A peer remarked to me recently that MH Blog has in part started to look like "Social Determinants of Health Blog." This was meant as observation, not criticism, but the observation is a fair one. To be sure, the medical humanities is significantly more expansive than concerns over health disparities, public health policy, and the social determinants of health. One of the challenges of working on an interdisciplinary blog like this is that I cannot possibly hope to cover the breadth and length of the medical humanities. That's one reason I rely so heavily on the skills of the various contributors to this blog, to help me try to expand the reach of the posts here.
However, from the outset, I freely admitted that this blog will undoubtedly reflect my own interests and pursuits, even though it is not, per se, a personal blog. This is itself a humanist precept, of course, as we've noted here before. Moreover, work on health disparities, health policy, and the social determinants of health touches on the medical humanities in important ways. I think of it as evoking Plato's fundamental question: how shall we live? What kind of society do we want to practice being? I hope the answer to this question is in part, "a society that consciously works to ameliorate human suffering."
Of course, the translation of that general principle into local, particular action is obviously fraught, but this, too, is a quintessentially humanist concept. In short, I think the medical humanities have much to offer for the socially minded health policy commentator (and what other kind could there be?!?), and that is reflected in this blog.
With that said, the N.Y. Times ran an article on the widening health inequalities in the U.S., continuing the recent spate of coverage on the SDOH. Excerpts:
WASHINGTON — New government research has found “large and growing” disparities in life expectancy for richer and poorer Americans, paralleling the growth of income inequality in the last two decades.
Life expectancy for the nation as a whole has increased, the researchers said, but affluent people have experienced greater gains, and this, in turn, has caused a widening gap.
[ . . . ]
Some health economists contend that the disparities between rich and poor inevitably widen as doctors make gains in treating the major causes of death.
Nancy Krieger, a professor at the Harvard School of Public Health, rejected that idea. Professor Krieger investigated changes in the rate of premature mortality (dying before the age of 65) and infant death from 1960 to 2002. She found that inequities shrank from 1966 to 1980, but then widened.
“The recent trend of growing disparities in health status is not inevitable,” she said. “From 1966 to 1980, socioeconomic disparities declined in tandem with a decline in mortality rates.”
This is significant for a variety of ethical and policy reasons, not least of which is the burgeoning evidence that population health is itself connected in significant ways to overall socioeconomic inequalities. The idea is that one of the most promising means to improving population health is by reducing inequalities (and there are many ways of doing so that do not expressly rely on wealth redistribution).
As they say, go read the whole thing.
Which is the cause, and which the effect? Poor health can lead quickly to poverty.
Also, who is poor? At times in my life I have been among the penniless uninsured. Now I am fairly well off. When I die, do the rich or poor times count? What if I die of a heart attack upon learning the Bill Gates has given me a billion dolloars? Would I be Very rich?
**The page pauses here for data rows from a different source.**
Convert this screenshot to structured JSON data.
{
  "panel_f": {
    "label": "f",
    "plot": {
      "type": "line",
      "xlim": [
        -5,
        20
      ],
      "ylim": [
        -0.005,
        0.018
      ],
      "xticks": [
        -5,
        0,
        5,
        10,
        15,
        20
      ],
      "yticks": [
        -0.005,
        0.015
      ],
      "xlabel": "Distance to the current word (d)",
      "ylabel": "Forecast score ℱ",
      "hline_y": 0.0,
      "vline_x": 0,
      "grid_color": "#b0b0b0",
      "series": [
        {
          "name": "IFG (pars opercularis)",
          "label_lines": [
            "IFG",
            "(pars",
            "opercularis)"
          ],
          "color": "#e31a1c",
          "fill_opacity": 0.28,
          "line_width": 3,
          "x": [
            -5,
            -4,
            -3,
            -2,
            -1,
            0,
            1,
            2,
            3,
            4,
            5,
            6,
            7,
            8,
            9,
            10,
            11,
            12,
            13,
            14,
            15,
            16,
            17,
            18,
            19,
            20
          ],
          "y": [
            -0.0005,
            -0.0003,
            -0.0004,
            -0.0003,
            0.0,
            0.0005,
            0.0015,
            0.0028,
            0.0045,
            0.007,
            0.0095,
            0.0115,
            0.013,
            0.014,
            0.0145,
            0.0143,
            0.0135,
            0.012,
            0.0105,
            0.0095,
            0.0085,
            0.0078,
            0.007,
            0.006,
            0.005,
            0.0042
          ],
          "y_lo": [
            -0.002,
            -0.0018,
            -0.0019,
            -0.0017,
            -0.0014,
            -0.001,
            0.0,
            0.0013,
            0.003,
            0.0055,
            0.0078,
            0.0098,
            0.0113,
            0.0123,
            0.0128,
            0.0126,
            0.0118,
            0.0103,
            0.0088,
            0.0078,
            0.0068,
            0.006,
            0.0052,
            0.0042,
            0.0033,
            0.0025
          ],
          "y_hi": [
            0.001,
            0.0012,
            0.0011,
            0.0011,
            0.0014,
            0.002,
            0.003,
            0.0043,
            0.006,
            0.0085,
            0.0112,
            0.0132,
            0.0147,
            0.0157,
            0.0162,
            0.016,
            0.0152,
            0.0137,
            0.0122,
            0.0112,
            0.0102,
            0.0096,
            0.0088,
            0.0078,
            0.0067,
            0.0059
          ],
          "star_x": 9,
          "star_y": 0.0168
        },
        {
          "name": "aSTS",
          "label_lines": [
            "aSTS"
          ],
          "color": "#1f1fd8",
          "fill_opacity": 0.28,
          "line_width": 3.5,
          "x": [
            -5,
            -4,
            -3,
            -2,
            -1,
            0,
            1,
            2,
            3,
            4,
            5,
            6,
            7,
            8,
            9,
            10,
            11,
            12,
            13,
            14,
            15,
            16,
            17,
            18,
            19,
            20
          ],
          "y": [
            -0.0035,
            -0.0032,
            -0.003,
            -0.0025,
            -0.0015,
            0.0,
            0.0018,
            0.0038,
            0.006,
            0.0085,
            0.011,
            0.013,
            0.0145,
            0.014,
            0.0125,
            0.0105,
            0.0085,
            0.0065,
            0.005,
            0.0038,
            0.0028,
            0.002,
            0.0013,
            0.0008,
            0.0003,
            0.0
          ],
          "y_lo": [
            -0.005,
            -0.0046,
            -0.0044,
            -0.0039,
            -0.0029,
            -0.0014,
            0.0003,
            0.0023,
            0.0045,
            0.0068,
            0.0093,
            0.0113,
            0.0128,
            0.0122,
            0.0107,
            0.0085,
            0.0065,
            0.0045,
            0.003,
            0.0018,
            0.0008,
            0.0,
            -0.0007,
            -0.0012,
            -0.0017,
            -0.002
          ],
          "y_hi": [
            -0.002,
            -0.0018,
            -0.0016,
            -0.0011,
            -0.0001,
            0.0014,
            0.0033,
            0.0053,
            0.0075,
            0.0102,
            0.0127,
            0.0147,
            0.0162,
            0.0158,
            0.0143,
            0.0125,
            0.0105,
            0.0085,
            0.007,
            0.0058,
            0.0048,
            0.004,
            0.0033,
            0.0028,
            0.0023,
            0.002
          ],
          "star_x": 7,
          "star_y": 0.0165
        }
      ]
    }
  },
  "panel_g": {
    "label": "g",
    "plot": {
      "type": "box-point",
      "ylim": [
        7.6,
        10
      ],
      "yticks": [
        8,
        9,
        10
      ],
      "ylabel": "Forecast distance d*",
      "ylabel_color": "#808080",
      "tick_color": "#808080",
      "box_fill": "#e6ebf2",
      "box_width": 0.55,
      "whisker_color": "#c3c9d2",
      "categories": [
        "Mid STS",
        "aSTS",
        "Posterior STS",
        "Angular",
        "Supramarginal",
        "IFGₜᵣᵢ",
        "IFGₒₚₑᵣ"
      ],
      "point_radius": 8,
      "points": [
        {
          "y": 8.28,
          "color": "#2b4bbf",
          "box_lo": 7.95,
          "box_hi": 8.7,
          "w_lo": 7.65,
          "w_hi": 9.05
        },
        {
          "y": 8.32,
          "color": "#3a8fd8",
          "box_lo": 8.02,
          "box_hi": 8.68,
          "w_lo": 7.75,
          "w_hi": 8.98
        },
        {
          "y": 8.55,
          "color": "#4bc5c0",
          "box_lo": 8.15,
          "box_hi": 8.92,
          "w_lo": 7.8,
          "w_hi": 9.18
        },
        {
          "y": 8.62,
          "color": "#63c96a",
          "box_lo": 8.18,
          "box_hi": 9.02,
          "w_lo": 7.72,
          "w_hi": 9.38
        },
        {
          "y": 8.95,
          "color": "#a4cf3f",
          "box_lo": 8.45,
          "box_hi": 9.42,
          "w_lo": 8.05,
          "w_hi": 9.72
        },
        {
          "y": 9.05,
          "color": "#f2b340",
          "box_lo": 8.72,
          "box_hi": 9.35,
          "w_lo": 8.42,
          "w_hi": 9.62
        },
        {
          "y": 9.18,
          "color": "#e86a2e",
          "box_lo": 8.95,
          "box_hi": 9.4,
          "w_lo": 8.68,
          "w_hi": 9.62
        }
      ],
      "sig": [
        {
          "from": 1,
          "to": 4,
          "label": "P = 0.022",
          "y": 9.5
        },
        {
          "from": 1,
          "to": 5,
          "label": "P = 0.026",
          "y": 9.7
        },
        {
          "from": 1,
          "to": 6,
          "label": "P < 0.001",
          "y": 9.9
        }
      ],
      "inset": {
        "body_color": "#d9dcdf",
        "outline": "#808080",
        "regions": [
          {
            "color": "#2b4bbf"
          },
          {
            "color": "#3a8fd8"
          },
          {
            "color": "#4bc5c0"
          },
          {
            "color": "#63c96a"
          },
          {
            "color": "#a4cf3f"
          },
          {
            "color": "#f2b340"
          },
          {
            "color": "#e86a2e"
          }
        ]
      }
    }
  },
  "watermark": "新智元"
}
Posted by: Jim Lebeau | March 24, 2008 at 03:02 PM
Hey Jim,
The issue of cause and effect in poverty and health is an extremely old issue -- though no less legitimate for its being old. The short answer is "both," but there is some outstanding and rigorous analysis in the SDOH and social epidemiology literature that makes it quite plain that while poor health causes poverty, poverty is much more likely to be productive of poor health.
The best source for this is the collection on SDOH edited by Marmot & Wilkinson.
As for who is poor, that's a methodological question that would depend on the particular study being evaluated. As far as I know, no one seriously questions our ability to specify the population by class and socioeconomic status at any given point in time.
Posted by: Daniel S. Goldberg | March 24, 2008 at 04:31 PM
I have seen (and heard of) people who live in real poverty all of their lives, but true poverty, in my experience cannot be measured in dollars. By using money or a lack thereof as a substitute for poverty, we get a real systemic error.
Look at the works of Thomas Sowell if he is not too heretical for your eyes.
Posted by: Jim Lebeau | March 24, 2008 at 06:32 PM
Jim,
Several points: first, when we are discussing the social determinants of health, we need to go way beyond a conception of absolute poverty, as Michael Marmot's work makes clear. African-American males in Harlem "enjoy" a GDP of just under $30,000 and have a life expectancy of 62. Costa Rican males have a GDP of approximately $6,000 and have a life expectancy of 71.
Work on the SDOH goes far beyond absolute poverty.
Second, your point that dollars is a limited way to conceptualize poverty has some merit. However, socioeconomic status factors in more than simply absolute wealth, although there is excellent evidence that income in and of itself is a crucial factor in SES.
Third, I should probably mention that I disagree with Thomas Sowell on almost everything, though what that has to do with heresy is beyond me.